Se daba por hecho que el Banco Central Europeo abarataría hoy el dinero en un cuarto de punto (o lo que es lo mismo, 25 puntos básicos). "Estamos adoptando un enfoque prudente, que abogaría a favor de una reducción de 25 puntos básicos", anticipó el vicepresidente de la institución, Luis de Guindos, en una entrevista con Oberösterreichische Nachrichten publicada hace dos semanas. Sin embargo, el también exministro español rechazó dar pistas sobre qué pasará a partir de ahora con los tipos de interés. "Hay un enorme grado de incertidumbre. No hemos tomado ninguna decisión sobre el número de recortes de los tipos de interés ni sobre su magnitud. Veremos cómo evolucionan los datos económicos", declaró. Pero frente a su cautela, otros responsables del ente han aprovechado las últimas semanas para dejar claro cuáles son sus distintas posturas.

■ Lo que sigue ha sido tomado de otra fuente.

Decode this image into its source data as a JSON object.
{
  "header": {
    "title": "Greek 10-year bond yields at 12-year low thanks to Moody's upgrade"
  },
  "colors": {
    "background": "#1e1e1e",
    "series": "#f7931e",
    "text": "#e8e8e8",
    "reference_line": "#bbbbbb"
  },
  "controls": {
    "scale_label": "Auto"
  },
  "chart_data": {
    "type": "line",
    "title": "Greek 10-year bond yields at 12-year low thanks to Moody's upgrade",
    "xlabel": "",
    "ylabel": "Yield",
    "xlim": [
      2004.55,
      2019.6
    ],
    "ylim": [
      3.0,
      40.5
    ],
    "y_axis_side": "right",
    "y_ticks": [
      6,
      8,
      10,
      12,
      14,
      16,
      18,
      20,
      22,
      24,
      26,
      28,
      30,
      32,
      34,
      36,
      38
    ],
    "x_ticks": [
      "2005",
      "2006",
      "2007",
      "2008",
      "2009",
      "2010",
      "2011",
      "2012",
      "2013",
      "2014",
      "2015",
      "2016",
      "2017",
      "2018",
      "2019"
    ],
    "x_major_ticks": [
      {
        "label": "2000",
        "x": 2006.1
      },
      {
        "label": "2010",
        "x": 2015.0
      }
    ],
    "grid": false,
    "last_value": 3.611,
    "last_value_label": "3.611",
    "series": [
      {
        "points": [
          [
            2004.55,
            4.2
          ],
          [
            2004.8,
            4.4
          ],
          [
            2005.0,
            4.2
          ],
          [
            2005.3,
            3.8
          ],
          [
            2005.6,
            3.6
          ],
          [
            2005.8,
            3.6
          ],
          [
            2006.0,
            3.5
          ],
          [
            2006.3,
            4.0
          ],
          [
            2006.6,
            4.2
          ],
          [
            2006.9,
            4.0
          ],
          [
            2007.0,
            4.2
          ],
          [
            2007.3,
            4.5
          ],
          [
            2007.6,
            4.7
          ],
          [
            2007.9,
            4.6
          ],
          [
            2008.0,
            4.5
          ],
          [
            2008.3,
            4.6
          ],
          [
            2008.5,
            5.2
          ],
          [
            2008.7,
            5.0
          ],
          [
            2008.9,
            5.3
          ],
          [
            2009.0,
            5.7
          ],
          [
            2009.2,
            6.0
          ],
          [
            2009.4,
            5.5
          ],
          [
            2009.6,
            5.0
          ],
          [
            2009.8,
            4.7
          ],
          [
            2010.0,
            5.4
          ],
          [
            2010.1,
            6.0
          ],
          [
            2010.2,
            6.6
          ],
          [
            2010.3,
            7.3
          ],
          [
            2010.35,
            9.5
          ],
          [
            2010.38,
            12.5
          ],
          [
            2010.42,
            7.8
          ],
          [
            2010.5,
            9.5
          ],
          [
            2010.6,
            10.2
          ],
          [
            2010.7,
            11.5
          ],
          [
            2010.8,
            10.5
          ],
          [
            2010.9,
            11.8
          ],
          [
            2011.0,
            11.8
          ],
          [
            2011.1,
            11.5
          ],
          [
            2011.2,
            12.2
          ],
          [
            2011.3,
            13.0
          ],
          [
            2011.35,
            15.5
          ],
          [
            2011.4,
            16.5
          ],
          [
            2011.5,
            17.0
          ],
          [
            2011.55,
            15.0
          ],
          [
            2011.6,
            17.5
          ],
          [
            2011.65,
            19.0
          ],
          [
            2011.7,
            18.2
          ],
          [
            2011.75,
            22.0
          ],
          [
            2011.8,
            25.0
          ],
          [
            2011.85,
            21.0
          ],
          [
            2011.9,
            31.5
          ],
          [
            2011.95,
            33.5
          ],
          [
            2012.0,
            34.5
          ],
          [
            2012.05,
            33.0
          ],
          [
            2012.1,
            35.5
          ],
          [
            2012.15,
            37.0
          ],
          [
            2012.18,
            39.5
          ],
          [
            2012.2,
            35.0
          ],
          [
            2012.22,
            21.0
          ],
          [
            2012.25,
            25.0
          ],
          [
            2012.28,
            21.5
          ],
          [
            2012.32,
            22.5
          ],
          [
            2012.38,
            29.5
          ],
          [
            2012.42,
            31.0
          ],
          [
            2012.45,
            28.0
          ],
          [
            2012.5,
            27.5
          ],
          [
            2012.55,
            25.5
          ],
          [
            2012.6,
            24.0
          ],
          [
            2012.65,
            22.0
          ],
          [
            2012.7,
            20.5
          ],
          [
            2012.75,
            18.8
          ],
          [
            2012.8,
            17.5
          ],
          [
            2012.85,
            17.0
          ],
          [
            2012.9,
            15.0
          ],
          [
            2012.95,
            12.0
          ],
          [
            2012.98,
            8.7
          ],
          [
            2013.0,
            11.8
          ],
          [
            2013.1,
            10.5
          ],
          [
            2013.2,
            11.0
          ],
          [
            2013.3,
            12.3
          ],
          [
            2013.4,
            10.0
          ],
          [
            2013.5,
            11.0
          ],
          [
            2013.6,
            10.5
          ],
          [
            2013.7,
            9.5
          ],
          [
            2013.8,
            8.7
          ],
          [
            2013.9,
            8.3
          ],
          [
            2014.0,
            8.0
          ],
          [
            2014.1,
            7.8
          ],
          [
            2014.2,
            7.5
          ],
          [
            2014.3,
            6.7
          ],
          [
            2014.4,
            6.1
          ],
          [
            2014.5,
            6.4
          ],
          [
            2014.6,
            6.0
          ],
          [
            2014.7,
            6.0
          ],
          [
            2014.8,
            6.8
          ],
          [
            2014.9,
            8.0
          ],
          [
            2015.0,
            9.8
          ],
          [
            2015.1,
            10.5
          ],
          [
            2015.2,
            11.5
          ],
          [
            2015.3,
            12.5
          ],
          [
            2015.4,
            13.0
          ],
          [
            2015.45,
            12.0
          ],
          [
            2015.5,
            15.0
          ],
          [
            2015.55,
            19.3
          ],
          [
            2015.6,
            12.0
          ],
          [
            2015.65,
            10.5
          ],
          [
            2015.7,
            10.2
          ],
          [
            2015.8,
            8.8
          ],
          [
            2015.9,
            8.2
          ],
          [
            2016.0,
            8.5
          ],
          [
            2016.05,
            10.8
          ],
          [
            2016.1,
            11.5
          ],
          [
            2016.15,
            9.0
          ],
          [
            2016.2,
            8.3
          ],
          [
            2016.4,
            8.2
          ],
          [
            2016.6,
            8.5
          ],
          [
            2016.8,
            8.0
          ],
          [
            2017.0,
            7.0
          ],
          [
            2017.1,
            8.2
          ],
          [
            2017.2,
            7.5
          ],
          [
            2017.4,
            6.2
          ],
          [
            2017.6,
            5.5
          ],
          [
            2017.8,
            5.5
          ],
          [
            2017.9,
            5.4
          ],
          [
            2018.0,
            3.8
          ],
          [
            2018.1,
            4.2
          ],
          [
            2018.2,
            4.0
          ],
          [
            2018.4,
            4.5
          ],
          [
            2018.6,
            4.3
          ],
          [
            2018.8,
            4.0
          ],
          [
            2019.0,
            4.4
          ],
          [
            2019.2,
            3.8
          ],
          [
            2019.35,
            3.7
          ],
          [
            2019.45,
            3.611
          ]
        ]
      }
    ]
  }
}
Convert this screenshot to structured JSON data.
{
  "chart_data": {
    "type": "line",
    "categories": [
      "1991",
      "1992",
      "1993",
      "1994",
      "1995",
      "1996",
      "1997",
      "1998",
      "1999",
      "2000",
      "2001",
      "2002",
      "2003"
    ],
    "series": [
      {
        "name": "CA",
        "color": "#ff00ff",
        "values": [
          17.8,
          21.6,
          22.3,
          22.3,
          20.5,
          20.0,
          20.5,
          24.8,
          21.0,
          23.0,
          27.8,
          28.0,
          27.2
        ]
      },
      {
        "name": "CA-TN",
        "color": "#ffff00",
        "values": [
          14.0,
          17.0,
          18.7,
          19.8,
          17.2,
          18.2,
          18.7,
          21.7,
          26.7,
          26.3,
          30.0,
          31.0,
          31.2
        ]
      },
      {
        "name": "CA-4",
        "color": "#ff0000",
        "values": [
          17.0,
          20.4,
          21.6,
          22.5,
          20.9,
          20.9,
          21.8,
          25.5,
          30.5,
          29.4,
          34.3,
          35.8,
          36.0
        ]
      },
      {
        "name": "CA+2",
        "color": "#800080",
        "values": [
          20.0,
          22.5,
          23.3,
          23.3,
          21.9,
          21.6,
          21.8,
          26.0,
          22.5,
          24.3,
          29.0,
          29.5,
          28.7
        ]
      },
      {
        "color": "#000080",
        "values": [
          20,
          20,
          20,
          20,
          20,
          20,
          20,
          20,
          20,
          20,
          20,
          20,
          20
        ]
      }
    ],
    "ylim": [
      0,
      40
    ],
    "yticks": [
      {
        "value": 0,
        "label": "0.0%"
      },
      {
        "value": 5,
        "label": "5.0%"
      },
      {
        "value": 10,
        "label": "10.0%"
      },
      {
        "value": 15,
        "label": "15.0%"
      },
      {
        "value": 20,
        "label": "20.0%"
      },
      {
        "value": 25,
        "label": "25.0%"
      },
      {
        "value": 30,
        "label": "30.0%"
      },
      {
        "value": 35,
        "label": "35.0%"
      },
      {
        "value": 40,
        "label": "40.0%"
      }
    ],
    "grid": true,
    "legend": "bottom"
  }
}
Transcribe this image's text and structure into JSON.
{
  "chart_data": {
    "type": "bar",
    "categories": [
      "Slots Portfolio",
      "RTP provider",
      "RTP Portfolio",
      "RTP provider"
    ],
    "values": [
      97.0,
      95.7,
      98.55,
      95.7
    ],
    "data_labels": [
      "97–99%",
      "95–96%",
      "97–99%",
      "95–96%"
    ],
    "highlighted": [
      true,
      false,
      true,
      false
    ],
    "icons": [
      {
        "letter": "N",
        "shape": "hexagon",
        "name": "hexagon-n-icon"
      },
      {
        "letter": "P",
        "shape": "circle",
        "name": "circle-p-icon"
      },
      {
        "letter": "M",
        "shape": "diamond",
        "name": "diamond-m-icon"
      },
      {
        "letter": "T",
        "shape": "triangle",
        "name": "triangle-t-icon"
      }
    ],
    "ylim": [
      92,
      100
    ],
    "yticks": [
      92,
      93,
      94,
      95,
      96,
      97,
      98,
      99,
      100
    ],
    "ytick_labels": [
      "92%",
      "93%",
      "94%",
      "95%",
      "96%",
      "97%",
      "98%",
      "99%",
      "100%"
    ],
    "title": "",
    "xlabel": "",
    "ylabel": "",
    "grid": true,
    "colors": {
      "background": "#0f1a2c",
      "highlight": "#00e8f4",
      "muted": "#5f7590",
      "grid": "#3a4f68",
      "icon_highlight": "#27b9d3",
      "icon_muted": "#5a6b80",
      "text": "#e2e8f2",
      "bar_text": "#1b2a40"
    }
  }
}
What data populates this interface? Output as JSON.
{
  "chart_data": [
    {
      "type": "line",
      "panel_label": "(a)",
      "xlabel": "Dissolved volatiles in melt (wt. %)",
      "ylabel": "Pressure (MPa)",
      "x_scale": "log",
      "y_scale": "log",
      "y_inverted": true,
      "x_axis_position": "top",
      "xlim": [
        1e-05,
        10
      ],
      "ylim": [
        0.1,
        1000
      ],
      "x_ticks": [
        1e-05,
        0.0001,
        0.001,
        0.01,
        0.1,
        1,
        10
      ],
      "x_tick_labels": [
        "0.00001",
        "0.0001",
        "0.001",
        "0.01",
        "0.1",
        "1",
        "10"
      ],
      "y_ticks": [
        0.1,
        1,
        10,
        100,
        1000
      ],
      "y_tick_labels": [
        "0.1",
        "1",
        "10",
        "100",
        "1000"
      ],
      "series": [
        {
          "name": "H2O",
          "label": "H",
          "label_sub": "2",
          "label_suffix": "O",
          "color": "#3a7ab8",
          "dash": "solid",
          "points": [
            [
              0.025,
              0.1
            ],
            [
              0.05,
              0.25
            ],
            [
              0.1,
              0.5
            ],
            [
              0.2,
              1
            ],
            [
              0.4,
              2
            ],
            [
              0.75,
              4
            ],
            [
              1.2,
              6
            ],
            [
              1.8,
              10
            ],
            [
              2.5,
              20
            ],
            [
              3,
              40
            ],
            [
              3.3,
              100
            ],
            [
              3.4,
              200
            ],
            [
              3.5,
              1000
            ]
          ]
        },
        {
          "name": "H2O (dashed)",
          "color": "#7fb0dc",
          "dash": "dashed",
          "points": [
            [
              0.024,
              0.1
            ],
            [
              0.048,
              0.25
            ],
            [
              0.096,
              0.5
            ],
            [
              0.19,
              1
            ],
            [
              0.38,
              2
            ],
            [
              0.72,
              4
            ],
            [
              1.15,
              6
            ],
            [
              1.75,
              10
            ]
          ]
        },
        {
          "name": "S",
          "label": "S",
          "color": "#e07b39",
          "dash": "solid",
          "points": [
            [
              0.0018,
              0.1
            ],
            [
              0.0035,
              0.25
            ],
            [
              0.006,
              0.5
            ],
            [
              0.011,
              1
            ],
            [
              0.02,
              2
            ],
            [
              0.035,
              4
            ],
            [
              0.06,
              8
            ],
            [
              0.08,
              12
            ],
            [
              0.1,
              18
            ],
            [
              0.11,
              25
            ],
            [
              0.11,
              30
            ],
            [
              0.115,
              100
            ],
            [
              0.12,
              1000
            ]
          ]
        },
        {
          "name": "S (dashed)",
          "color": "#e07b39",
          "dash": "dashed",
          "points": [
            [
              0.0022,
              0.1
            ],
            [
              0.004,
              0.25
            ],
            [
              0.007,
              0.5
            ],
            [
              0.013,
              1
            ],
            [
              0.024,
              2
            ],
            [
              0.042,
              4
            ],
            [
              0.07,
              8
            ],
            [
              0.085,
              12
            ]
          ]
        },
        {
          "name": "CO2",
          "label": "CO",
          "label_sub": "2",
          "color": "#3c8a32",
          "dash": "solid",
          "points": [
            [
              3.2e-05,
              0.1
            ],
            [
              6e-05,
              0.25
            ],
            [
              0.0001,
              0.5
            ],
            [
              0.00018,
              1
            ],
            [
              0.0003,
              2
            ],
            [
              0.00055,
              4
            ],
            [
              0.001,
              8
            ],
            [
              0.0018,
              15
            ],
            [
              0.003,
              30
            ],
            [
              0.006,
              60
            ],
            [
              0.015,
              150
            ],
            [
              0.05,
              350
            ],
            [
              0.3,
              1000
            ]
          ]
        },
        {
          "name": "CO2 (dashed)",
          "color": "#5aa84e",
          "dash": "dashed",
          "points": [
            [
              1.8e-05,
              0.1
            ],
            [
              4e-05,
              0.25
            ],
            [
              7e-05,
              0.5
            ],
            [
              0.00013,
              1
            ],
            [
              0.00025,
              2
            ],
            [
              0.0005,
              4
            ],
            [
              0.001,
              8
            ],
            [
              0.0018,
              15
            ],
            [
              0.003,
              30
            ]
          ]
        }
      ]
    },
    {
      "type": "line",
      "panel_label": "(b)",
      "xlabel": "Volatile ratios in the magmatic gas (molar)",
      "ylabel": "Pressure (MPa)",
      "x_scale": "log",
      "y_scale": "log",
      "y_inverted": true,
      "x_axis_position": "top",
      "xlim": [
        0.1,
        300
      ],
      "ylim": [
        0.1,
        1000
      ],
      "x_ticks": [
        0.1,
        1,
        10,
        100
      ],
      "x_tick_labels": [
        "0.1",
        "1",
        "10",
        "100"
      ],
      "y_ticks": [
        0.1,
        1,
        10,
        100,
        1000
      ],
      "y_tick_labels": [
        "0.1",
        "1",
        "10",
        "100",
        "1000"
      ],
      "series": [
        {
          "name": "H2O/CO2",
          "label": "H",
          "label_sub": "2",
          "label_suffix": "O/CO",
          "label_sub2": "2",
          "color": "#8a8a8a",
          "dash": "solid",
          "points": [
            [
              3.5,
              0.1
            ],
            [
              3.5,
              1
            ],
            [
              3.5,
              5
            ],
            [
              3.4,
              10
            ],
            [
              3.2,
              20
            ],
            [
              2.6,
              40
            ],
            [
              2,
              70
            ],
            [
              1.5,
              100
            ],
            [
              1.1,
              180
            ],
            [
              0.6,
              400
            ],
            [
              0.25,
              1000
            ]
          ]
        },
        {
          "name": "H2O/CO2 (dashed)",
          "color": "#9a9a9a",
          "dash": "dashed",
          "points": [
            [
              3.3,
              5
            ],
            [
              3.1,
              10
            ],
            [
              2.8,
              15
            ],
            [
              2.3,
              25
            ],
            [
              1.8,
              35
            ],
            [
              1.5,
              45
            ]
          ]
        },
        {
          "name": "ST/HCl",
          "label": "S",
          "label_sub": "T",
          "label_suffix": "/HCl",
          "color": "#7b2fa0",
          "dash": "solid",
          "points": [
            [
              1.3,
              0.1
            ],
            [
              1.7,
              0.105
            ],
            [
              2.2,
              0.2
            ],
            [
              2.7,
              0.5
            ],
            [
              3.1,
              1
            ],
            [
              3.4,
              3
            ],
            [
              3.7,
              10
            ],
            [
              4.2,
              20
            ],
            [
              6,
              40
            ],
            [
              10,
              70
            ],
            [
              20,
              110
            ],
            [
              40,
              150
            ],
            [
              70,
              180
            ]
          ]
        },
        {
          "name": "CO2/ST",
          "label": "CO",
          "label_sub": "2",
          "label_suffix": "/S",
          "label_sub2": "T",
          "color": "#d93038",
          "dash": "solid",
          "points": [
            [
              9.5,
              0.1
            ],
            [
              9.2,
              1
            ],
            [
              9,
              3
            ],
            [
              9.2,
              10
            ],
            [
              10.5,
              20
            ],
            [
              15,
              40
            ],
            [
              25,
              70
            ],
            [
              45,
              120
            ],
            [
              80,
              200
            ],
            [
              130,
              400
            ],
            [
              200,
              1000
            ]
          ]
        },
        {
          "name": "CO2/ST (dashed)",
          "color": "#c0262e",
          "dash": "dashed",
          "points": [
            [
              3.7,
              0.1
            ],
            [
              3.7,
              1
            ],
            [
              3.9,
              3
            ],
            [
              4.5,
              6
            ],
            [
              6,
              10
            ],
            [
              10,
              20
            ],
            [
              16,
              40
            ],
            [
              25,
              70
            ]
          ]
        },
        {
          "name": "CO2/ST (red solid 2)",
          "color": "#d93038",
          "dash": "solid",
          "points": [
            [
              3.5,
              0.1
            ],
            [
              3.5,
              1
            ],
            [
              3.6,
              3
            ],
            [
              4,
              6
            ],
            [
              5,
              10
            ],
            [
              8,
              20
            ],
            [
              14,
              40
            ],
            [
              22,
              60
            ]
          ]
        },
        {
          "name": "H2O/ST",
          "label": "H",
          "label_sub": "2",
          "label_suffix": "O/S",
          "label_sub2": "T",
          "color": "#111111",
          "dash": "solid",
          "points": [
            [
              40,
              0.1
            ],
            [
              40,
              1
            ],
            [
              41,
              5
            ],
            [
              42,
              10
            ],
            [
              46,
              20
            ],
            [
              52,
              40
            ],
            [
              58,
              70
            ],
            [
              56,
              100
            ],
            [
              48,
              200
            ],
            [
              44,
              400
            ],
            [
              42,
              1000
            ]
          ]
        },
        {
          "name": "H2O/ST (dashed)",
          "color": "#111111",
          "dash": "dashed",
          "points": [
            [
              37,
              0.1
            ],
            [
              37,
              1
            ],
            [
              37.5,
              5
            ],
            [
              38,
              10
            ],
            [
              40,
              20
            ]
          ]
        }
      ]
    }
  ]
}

Pocos días antes, Isabel Schnabel, miembro del Comité Ejecutivo (y, por tanto, del Consejo de Gobierno del BCE) mostró de forma clara su postura al respecto durante un discurso: "A la vista de los datos actuales, no parece justificada una bajada de tipos en julio. Deberíamos actuar con cautela", dijo en una entrevista con Nikkei. La alemana es parte de los halcones del organismo, es decir, de aquellos miembros que prefieren la política monetaria restrictiva (la que no estimula la economía: dinero caro, sin compras de activos, etc.) frente a la acomodaticia (la que sí estimula la actividad económica con tipos de interés bajos y amplias adquisiciones de bonos, entre otras medidas). Aquellos responsables que se decantan por este último tipo de políticas se denominan palomas en la jerga de los mercados.

"Después de tantos años de inflación muy alta y con unos riesgos de inflación que siguen inclinándose al alza, adelantar el proceso de relajación conllevaría el riesgo de una relajación prematura", argumentó Schnabel en sus recientes comentarios al diario japonés. En cambio, François Villeroy de Galhau, gobernador del Banco de Francia y una paloma del BCE, le respondió la semana pasada de forma implícita: "¿Por qué deberíamos hacer eso, si tomamos la decisión, reunión tras reunión y basándonos en datos?", cuestionó en una entrevista a Boersen-Zeitung. "No digo que debamos comprometernos en julio, pero debemos mantener nuestra libertad", aseveró.

¿Y qué piensa el economista jefe del BCE? "La mejor forma de enmarcar el debate este año es que todavía necesitamos ser restrictivos durante todo el año", trasladó Philip R. Lane en una conversación reciente con Financial Times, en la que matizó: "Dentro de la zona restrictiva podemos movernos algo a la baja".

Por lo tanto, es más que probable que el debate de este jueves en la sede del BCE, en Fráncfort, haya sido intenso. Un motivo claro para pensarlo es que ha habido un banquero central díscolo que no quería bajar los tipos hoy. "¿Ha sido una decisión unánime? Sí, excepto por un gobernador", ha respondido Lagarde a una periodista. Por lo tanto, la decisión se ha tomado por mayoría absoluta, pero no por unanimidad en el Consejo de Gobierno, pese a la declaración de la presidenta.